When a financial adviser approaches our agency for SEO, it’s quite common for them to ask what we actually get up to. A fair question; in fact, don’t invest in an SEO agency until they tell you!
Most financial SEO agencies will start with an “SEO audit”. This is where they sit down, analyse the “SEO profile” of your website, identify areas for improvement, and then put forward a list of recommendations to address these.
That’s all fine, and the ideal place to start. However, it only takes you so far.
In a financial adviser’s world, the closest thing an SEO audit compares to is a pension review. You do it once, maybe every 12 months or so to see how things going. But it doesn’t make sense to do such an audit every month.
Even putting the recommendations of the SEO audit into place only takes you so far. For instance, the kinds of issues an SEO audit identifies are usually on-site issues such as:
- Missing / poor meta descriptions and titles
- Missing / insufficient alt tags
- Broken links which need removing or replacing
- 404 errors which need addressing
And other one-off fixes.
Addressing these sorts of points from an SEO audit can really be thought more of as an SEO project, rather than a SEO campaign.
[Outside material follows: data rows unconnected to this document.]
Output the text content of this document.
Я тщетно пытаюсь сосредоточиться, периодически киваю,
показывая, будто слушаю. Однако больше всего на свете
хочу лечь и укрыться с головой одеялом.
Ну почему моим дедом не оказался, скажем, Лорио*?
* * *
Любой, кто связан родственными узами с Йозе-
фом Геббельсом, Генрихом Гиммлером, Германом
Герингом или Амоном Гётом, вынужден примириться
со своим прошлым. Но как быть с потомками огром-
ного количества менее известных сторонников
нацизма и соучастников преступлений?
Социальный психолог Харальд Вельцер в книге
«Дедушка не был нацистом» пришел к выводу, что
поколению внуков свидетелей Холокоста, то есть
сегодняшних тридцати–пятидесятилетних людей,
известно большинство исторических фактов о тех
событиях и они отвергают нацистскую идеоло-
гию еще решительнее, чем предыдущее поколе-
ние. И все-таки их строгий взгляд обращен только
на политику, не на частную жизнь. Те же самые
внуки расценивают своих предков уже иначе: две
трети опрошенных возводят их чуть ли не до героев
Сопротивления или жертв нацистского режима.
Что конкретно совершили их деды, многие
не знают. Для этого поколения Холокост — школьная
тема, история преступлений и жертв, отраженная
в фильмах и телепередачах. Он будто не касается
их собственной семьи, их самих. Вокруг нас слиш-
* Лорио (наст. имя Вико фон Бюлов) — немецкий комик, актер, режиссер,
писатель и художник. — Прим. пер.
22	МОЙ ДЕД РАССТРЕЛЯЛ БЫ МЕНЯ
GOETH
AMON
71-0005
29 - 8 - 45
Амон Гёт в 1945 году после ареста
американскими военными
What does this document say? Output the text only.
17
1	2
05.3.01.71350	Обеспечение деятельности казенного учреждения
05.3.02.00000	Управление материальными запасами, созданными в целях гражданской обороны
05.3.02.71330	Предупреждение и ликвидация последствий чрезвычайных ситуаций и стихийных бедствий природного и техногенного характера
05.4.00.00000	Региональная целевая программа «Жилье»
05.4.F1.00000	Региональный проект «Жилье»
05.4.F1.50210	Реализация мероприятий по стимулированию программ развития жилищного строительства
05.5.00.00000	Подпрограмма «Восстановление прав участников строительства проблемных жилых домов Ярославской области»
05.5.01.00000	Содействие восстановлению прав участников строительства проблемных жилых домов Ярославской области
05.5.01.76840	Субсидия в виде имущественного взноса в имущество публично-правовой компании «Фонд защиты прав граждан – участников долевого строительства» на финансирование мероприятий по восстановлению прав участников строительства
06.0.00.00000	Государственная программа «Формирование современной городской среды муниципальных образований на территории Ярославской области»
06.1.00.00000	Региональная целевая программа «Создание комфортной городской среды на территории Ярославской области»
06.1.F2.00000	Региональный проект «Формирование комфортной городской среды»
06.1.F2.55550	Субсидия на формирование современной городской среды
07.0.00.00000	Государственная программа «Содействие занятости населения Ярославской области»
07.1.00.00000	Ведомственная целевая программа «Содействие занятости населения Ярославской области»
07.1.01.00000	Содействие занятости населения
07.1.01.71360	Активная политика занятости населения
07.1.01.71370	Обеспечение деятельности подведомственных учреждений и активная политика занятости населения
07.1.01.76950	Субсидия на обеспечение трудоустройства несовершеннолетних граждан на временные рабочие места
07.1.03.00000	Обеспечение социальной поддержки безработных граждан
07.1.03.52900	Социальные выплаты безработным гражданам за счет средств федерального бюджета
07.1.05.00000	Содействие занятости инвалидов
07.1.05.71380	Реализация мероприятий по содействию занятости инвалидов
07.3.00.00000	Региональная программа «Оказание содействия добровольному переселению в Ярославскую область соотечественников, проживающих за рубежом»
The former has a fixed start and finish to the work. The latter provides ongoing, monthly value to increase your search engine rankings, and bring in more leads.
Which brings us back to the original question – what’s involved with the latter exactly?
Approach 1: The Daily Activity of A Financial SEO Agency
One way SEO agencies will help financial advisers is to run an SEO audit, and then move onto another stage of work. This can effectively be summarised as follows:
- Find keywords which the client says they want to target
- Do some link building, and create some content to target the keywords mentioned above
- Check the results. Report to the client
- Return to point 1. Rinse and repeat
This is often called the “old school” way of doing SEO for financial advisers. It has some merits, but standing alone it’s actually a very broken model.
Yet countless financial SEO agencies still peddle this as the right way to do SEO for financial firms. So it’s important that you ask them what their process is, prior to agreeing any work with them.
Approach 2: A Better Way (Incremental)
For SEO to work and provide ongoing value to financial advisers, it needs a more sophisticated, incremental approach.
The way this work at MarketingAdviser is that we first ask what your top-level, overarching marketing goals are for your business. From there, we analyse which SEO areas can best contribute to these goals.
Of course, part of this whole process will involve doing the aforementioned SEO audit, and putting the technical, on-site deficiencies right on your financial website. But it then goes much further than that.
What SEO looks like, under this approach, is to see the ongoing work as a series of “SEO projects”, running alongside and one after the other, to contribute to the business’s overall marketing goals.
For instance, one marketing goal for a financial business might be to form partnerships and client relationships with more legal firms.
This will then inform some of the ongoing SEO work that your agency then does, to increase your search engine exposure to this market.
For instance:
- Writing guest articles on websites frequented by the legal profession, and building links back to your financial website within those articles.
- Approaching legal firms to guest-blog on your website, and link back to their own website.
- Building dedicated landing pages on your website, targeting search terms used by the legal profession in order to capture their attention.
And so on. As you can see, this SEO work is effectively focused on the business marketing goals, and the customer / client profile.
In all likelihood, however, you will have multiple marketing goals for your business, as well as multiple profile you wish to target (Profile A, Profile B and so on).
This then quickly adds up to a fair amount of ongoing work for a financial SEO agency. Depending on the number and nature of your goals and profiles, as well as the SEO competition you are facing, this can vary the required monthly investment quite considerably.
Example of the Incremental Approach
Suppose, however, that you are an IFA with one main target profile – dentists. There is only one real marketing goal linked to this profile as well. Namely, attract and convert this demographic as traffic on your financial website.
Once the work for the SEO audit is done, the next step is to ask what kinds of topics this target market is interested in. From here, a list of target keywords can be created, along with suggested content topics which could be based around these keywords.
These keywords and topics should be grouped into relevant themes, before focusing on one group.
It’s also important to ask what kinds of content are consumed by this target market, and how this can link into the content you will produce for the SEO strategy. For instance, this might include:
- Podcasts
- Video interviews
- Blog posts
- Articles
- eBook downloads and whitepapers
- Webinars
And so on. Choose the form or types which not only work best in the search engines, but which will likely better-engage your target profile.
Once your content list is created, it time to produce the actual content and then amplify / promote it.
After a set period has passed, your financial SEO agency then needs to review, measure and learn from this. From there, the content strategy can be refined, improved and built upon.
Going back to your content and topic groups however, you should then apply these insights to your next set of keywords and topics. This ensures that the next “SEO project” gets off to a better, more effective start than the first.
Once you’ve gone through the above process with this second group, you can then apply the things you’ve learned to the next group. And then the next group, and so on. Each time, your SEO work becomes more targeted and cost-effective.